Novel drug formulation technology for water-insoluble drugs
Oral delivery is the most favorable and preferred route of drug administration, but poor water solubility, low oral absorption and non-targeted delivery limit drug concentrations in the action site in order to produce an effective therapy. Although previous studies have used nanoparticles (NPs) to formulate oral drugs, these NPs were prepared in liquid forms, raising significant issues of instability as well as manufacturing and storage difficulties. Conversion of liquid NPs into solid forms resulted in complicated drying processes, increased particle size, low entrapment efficiency (EE) and low drug loading (DL) in solid forms, making this conversion strategy unsuitable for oral medications. To overcome the difficulties in use of NPs in oral solid forms, we developed the novel NPs and named these in situ self-assembly nanoparticles (ISNPs). As illustrated in the figure, water is completely removed from the NP preparation, which fundamentally solves the issue of instability caused by water. Drugs are mixed with lipid and surfactant followed by a solid carrier to produce drug ISNP granules. Once drug ISNP granules are introduced into liquids (e.g. water during oral administration or the fluid in the gastrointestinal (GI) tract after oral administration), lipid and surfactant form a lipid-based ISNP (~150 nm) by a self-assembly process. We have developed drug granules for several water-insoluble drugs with high drug loading and entrapment efficiency.

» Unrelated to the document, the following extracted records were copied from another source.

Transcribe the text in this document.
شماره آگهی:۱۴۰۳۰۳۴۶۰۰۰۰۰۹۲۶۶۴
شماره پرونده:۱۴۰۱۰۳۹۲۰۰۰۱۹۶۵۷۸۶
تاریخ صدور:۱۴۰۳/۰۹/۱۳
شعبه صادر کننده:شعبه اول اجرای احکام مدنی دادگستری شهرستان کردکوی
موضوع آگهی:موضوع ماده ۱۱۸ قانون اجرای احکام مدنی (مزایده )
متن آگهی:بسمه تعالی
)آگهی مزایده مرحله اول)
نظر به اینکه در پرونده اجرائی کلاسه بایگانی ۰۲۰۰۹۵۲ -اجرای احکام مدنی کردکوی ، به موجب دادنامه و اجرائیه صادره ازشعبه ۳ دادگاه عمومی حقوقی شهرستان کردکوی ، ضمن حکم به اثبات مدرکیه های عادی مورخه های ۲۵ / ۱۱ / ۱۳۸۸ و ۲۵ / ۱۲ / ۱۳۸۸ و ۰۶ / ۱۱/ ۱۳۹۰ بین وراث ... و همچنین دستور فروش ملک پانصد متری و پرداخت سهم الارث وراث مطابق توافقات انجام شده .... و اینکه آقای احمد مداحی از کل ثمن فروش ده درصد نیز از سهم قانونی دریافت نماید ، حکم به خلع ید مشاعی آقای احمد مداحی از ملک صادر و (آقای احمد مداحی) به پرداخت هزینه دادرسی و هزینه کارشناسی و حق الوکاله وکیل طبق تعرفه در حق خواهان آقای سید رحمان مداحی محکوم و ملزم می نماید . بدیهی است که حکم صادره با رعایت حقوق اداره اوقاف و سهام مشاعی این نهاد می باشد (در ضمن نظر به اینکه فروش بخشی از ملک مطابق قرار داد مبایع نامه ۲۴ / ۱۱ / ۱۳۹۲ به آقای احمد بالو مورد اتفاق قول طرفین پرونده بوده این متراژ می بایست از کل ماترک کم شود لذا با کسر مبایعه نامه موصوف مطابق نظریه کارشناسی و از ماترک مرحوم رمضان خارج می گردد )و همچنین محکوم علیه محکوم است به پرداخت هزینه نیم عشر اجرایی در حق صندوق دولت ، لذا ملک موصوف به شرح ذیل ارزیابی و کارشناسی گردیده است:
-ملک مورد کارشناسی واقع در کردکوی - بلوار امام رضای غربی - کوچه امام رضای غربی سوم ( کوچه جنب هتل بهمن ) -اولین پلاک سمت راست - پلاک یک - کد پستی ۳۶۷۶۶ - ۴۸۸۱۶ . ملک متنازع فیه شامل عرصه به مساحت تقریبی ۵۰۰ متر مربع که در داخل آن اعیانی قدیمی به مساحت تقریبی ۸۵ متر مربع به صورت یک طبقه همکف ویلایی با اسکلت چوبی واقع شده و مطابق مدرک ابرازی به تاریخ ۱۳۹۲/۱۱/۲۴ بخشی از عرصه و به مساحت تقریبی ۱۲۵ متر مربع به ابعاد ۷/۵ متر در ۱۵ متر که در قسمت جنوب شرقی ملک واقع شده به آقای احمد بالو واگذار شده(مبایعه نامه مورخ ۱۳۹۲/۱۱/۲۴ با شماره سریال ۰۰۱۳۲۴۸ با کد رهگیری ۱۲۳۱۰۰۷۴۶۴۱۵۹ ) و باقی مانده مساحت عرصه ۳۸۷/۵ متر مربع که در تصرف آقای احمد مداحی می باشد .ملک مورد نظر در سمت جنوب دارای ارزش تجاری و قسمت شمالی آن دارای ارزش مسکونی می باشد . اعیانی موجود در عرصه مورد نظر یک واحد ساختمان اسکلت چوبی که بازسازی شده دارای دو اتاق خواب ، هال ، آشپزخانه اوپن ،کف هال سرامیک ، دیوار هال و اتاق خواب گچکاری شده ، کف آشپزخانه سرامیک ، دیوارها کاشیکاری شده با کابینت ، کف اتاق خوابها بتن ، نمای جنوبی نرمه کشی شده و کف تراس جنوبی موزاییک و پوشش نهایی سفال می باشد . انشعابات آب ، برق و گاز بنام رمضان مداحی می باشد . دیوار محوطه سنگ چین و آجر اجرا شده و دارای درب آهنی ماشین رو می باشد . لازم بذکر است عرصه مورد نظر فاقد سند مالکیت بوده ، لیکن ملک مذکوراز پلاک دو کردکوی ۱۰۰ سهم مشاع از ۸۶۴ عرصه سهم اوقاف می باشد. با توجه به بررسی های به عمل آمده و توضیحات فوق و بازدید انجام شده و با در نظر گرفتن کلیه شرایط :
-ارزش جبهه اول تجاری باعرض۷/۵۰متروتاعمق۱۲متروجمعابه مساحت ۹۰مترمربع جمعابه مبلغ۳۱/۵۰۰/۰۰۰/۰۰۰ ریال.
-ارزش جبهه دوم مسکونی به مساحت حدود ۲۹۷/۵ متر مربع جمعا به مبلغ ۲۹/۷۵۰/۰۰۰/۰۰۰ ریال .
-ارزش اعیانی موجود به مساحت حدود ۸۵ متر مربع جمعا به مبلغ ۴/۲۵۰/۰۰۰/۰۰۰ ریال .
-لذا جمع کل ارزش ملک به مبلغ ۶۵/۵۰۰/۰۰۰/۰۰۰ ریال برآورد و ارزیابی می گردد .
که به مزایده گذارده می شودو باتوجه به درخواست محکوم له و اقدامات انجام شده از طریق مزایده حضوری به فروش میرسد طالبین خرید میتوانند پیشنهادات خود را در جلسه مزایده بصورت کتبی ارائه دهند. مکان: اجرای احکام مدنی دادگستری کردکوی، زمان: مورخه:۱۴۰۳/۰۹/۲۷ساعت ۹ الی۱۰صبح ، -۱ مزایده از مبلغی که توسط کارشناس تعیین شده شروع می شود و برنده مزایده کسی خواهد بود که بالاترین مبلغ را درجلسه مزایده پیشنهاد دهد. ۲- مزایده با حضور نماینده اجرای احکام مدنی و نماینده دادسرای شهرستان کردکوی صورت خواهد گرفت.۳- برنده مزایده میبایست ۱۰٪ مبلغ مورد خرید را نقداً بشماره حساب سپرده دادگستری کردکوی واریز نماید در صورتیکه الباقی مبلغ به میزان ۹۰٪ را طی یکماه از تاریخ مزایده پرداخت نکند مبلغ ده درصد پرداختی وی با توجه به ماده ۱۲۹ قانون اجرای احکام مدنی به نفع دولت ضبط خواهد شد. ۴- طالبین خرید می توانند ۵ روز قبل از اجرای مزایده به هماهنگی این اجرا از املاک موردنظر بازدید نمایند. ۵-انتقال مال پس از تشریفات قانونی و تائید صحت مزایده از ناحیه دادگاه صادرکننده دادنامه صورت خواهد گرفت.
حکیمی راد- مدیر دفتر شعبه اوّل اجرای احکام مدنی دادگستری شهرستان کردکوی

In addition, the ISNP nanotechnology also can be used to prepare injections. As shown in the figure, if we do not add solid carrier, we will get a mixture of drug and excipients that will form drug-loaded ISNPs upon reconstitution with saline. The mixture does not have water so that the particle stability is not a concern for long-term storage. We used this approach to develop long-acting injections of drugs.
Cancer treatment with low doses of chemotherapy drugs by oral administration
Metronomic chemotherapy, giving low doses of chemotherapeutics (e.g., docetaxel) on a frequent schedule over a long time, may improve outcomes and reduce side effects for cancer patients. Oral medications are vital for applying metronomic chemotherapy. However, low solubility, low absorption, low drug availability in the targeted tissue, and side effects limit the development of oral chemotherapeutics. Many chemotherapeutics are intravenously delivered. In this work, we developed a new docetaxel granule that produces docetaxel-loaded in situ self-assembled nanoparticle (180 nm) upon contact with water. The process of manufacturing docetaxel granules is scalable in industrial settings. Docetaxel granule (5 mg/kg twice per week) can profoundly inhibit the tumor growth of lung-metastatic cancer xenograft model over 24 days. The oral nanoformulation provides an opportunity for conventionally intravenous chemotherapy drugs to be easily applied in oral administration for metronomic chemotherapy for cancer patients with cancers.